🤖 AI Summary
This work addresses the substantial cross-node communication overhead in multi-node Mixture-of-Experts (MoE) inference, which stems from imbalanced expert loads and inefficient token routing. For the first time, it systematically characterizes three key properties of MoE expert activation: dynamic load imbalance, task-domain-dependent expert preferences, and strong correlation between the prefill and decode phases. Leveraging these insights, the authors propose a workload-aware microbatch grouping and expert placement strategy that enhances token-expert locality. Evaluated on over 100,000 real-world activation traces across multiple MoE models and datasets, the approach reduces all-to-all communication volume by up to 20×, significantly lowering decoding latency and improving accelerator utilization.
📝 Abstract
Most recent state-of-the-art (SOTA) large language models (LLMs) use Mixture-of-Experts (MoE) architectures to scale model capacity without proportional per-token compute, enabling higher-quality outputs at manageable serving costs. However, MoE inference at scale is fundamentally bottlenecked by expert load imbalance and inefficient token routing, especially in multi-node deployments where tokens are not guaranteed to be routed to local experts, resulting in significant inter-node all-to-all communication overhead.

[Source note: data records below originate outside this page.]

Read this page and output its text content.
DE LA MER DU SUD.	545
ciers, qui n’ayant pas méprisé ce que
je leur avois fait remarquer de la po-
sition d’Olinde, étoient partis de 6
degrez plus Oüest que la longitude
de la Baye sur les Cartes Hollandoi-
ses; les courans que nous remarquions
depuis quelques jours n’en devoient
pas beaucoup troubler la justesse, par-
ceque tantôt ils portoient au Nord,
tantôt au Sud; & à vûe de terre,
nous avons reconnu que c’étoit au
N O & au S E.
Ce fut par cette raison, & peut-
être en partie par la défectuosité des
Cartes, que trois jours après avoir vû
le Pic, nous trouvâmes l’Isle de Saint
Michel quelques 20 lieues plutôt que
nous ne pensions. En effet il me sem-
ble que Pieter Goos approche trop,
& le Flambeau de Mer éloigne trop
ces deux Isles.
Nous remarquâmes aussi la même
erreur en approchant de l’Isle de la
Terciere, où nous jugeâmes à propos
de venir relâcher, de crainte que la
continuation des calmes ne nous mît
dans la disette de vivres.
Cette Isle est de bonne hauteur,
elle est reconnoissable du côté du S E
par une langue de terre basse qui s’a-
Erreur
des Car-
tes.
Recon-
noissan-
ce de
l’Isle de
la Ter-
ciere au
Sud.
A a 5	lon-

To systematically characterize these challenges, we profile SOTA open-source MoE models, including Llama 4 Maverick, DeepSeek V3-671B, and Qwen3-230B-A22B, on various datasets and collected over 100k real expert activation traces. Upon studying the expert activation patterns, we uncover various persistent properties across all the frontier MoE models: variable expert load imbalance, domain-specific expert activation where expert popularity shifts across task families (code, math, chat, general), and a strong correlation between prefill and decode expert activations. Motivated by these findings, we propose workload-aware micro-batch grouping and an expert placement strategy to maximize token locality to the destination expert, thereby reducing inter-node communication. Across models and datasets, these optimizations help reduce all2all communication data up to 20, resulting in lower MoE decode latency and better accelerator utilization.